Without Green, a former five-star prospect who was starting to rise toward his potential, Michigan will have to adjust its play calling in the run game. Offensive coordinator Doug Nussmeier didn’t want to give away the game plan for Saturday’s meeting with Penn State but said the offense would likely look different against the Nittany Lions.

“We want to put our players in the best possible position to make plays and do the things that they do best,” Nussmeier said. “Those guys all have a unique style. Some of them like different runs better than others.”

Smith has gashed defenses in short spurts already this fall by finding holes in the middle of the line of scrimmage. Hayes carved out a niche for himself as a third-down all-purpose back during the first half of the season. He caught five passes for 47 yards in the team’s first six games and added another capable blocker to the backfield on other passing routes.

“Justice has been great for us, especially in pass protection and those types of things,” center Jack Miller said.

Michigan can also turn to quarterback Devin Gardner to provide another boost in the ground game. Gardner has showcased his mobility while scrambling at certain points this season, but Michigan’s offense rarely has taken advantage of his speed with designed runs. That might change without Green on the field.

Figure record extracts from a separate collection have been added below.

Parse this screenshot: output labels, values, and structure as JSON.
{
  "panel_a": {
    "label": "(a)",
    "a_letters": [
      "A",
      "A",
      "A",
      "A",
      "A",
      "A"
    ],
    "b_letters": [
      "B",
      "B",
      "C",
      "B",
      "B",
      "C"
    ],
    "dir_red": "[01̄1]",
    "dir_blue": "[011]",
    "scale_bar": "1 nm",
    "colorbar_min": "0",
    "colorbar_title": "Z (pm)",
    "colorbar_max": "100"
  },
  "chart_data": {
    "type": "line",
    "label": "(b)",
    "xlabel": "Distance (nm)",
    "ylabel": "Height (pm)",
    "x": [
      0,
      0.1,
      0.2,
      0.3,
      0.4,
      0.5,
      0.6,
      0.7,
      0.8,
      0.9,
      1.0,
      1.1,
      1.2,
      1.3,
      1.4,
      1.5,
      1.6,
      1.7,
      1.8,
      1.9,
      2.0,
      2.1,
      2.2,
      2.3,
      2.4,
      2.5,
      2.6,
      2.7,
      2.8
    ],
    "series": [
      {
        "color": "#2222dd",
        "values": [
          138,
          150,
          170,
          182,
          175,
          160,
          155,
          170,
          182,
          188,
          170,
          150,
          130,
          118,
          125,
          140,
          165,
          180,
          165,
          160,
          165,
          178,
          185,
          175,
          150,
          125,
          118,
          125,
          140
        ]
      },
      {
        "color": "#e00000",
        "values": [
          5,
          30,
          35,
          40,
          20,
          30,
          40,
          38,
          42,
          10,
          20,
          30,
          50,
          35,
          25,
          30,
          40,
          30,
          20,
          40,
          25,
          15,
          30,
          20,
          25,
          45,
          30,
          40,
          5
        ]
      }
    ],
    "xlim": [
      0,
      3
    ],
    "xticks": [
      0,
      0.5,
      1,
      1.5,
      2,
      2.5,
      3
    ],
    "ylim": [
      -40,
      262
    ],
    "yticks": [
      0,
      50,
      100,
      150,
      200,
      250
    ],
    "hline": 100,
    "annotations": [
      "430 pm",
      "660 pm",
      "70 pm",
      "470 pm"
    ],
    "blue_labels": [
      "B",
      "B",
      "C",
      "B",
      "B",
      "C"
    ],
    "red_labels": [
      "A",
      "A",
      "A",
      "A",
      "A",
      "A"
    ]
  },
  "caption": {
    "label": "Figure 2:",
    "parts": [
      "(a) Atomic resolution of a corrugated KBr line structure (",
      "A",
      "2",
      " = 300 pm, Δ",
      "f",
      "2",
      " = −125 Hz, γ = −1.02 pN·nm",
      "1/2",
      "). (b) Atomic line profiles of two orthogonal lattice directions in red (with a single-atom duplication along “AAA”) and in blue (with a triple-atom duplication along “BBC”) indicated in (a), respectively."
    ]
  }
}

Gardner ran the ball seven times for 58 yards in a losing effort to the Scarlet Knights last weekend. Michigan has tried to avoid putting him in situations where he’ll take unnecessary hits. When searching for a balance between keeping Gardner out of harm’s way and taking full advantage of his athletic ability, Michigan has erred on the side of caution.

“We tried to, from an offensive standpoint, let the system work for him and then when things aren’t there make plays with his feet,” Nussmeier said. “Any time you can use the quarterback as an effective running weapon it increases what the defense has to defend.”

Green’s injury is another big blow to a team that has absorbed many of them through half the season. The running game has been one area to show marked improvement after reaching historic lows a season ago. It will take a group effort to make sure it keeps moving in the right direction.